A cada parada do coletivo, o veículo se entupia de mais e mais pessoas assalariadas ( pessoas? ) e em cada parada minha pressão sangüínea aumentava, ameaçando explodir as veias. Pessoas entrando, a cabeça girando vertiginosamente numa avalanche de ruídos e imagens confusas. Todas essas sensações desagradáveis deviam estar se desenhando no meu rosto, pois a velha percebeu, arregalando os olhos sobre mim de maneira brusca e desconfiada. Excelente! Com certeza, ela iria se retirar dali procurando um lugar mais seguro. Não faltariam distintos cidadãos que cedessem seus lugares para uma velha, ainda mais com uma criança nos braços. Mas nada. A sujeita nem sequer se mexeu na cadeira. E a menina rindo, ainda por cima. Não suportando mais a tortura psicológica daquelas duas, fiz uma pergunta evidenciadora de minhas intenções: - O que as duas criaturas ao meu lado desejam de mim? Chamando atenção não só da velha mas dos passageiros em pé, acordando-os do marasmo de suas vidas medíocres. Devo ter falado alto, acho.

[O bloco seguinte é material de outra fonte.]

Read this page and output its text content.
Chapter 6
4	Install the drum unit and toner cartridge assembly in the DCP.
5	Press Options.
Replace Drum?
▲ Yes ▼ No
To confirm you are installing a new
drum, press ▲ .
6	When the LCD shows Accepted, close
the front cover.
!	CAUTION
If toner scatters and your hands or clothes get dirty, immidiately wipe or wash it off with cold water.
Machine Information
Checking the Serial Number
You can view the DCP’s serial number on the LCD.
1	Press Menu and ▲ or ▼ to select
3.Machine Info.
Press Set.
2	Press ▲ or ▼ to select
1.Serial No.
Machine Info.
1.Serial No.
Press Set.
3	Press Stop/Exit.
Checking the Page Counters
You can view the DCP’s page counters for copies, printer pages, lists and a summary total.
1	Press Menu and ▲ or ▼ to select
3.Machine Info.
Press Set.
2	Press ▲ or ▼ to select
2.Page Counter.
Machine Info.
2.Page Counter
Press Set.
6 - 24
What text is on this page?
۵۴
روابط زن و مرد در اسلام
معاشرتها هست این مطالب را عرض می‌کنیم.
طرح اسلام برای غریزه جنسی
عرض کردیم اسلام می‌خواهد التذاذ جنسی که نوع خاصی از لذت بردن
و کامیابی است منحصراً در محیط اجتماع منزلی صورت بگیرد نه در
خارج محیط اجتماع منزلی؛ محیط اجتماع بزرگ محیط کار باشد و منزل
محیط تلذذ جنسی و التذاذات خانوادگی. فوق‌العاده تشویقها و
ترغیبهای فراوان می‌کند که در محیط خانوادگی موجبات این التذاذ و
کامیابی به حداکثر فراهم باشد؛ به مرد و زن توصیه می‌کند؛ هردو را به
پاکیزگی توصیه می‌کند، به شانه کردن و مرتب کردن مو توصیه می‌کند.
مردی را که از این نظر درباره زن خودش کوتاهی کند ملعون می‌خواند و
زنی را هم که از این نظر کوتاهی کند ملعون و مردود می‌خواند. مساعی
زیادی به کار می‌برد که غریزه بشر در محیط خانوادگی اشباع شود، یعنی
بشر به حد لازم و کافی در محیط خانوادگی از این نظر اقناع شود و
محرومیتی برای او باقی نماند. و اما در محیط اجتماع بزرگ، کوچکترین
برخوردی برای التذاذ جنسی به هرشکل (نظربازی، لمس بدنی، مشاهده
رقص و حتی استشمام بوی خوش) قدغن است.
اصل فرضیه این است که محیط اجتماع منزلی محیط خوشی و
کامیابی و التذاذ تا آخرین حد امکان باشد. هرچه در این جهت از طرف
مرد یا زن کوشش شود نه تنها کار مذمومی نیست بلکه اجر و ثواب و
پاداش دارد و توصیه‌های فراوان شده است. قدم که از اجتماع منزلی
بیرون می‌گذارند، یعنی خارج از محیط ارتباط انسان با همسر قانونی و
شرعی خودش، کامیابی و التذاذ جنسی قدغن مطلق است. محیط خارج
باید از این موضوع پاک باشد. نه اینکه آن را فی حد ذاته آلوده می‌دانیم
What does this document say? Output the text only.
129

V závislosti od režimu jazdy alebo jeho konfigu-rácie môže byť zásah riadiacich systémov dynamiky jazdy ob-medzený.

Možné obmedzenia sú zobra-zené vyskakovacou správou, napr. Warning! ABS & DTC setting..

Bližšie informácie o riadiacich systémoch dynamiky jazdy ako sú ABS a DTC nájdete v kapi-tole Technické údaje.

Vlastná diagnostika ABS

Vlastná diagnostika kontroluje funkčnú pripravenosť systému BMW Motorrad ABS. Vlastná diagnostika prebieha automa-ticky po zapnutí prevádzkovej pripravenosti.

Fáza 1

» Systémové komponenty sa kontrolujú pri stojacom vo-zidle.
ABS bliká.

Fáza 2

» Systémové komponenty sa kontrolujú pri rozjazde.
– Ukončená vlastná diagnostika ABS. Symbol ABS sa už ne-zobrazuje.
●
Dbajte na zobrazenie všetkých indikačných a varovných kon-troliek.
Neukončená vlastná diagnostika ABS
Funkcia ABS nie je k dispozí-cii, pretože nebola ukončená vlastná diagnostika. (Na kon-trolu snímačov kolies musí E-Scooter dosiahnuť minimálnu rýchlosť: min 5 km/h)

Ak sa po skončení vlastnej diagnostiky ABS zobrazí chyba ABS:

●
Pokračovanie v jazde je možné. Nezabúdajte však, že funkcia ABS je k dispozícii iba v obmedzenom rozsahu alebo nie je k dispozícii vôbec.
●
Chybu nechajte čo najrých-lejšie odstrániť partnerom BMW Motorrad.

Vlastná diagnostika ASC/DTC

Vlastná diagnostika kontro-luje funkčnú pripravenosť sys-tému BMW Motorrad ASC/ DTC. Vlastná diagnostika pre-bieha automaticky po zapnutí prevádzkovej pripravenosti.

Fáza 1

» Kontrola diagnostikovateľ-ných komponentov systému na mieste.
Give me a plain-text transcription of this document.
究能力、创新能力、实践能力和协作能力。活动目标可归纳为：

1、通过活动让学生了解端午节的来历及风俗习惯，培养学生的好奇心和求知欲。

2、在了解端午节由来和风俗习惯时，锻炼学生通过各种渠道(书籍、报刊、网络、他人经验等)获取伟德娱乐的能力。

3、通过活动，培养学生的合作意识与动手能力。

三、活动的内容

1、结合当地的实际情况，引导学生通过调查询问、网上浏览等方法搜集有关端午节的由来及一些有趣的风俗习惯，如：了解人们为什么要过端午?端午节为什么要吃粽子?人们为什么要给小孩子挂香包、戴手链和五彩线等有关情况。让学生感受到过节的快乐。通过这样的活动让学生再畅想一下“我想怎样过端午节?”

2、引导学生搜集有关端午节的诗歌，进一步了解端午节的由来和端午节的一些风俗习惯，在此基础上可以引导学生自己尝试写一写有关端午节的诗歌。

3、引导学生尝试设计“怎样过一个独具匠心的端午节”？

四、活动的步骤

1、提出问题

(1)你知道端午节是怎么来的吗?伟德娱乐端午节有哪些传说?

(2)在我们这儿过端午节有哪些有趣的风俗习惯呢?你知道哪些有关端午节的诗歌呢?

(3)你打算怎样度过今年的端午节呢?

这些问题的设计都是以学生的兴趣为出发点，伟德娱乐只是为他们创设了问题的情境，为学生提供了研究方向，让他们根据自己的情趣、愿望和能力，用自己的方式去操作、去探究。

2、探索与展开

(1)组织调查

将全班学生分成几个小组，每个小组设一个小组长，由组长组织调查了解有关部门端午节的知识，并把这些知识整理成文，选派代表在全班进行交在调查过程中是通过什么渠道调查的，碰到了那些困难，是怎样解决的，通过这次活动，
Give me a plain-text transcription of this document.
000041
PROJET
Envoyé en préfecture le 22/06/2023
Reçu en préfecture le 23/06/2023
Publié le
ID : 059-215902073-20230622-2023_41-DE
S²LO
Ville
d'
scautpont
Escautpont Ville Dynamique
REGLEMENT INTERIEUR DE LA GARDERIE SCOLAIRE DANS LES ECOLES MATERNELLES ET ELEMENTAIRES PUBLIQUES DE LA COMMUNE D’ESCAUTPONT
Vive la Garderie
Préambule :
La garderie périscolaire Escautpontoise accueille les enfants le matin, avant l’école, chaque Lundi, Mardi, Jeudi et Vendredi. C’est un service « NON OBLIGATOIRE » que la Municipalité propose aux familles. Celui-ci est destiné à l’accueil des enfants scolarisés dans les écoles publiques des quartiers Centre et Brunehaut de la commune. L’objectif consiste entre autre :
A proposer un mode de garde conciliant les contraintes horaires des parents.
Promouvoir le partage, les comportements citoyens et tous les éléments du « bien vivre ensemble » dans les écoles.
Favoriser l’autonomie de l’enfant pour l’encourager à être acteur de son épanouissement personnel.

Não responderam verbalmente à minha provocação, permaneceram indiferentes. O cinismo me descontrolou completamente. Abri a capanga, tirei minha beretta de estimação. Mirei-a no rosto da pequena infeliz. A velha, assustada, tentou sair. Atirei. A cabecinha espocou-se sangrenta num grito. Tudo foi muito rápido depois daí. Os populares se voltaram contra mim ( lógico: afinal, quem é que parecia ser o agressor ali?). Desarmaram-me na base de pontapés e socos. Pisaram-me no estômago, fazendo evacuar nas calças. Vomitei com o odor daqueles homens sujos me rasgando as vestes.
No dia seguinte, parei numa banca de revistas e reconheci meu corpo na manchete do jornal: “MONSTRO MATA CRIANÇA NUM ÔNIBUS E É LINCHADO PELA MASSA ENFURECIDA”.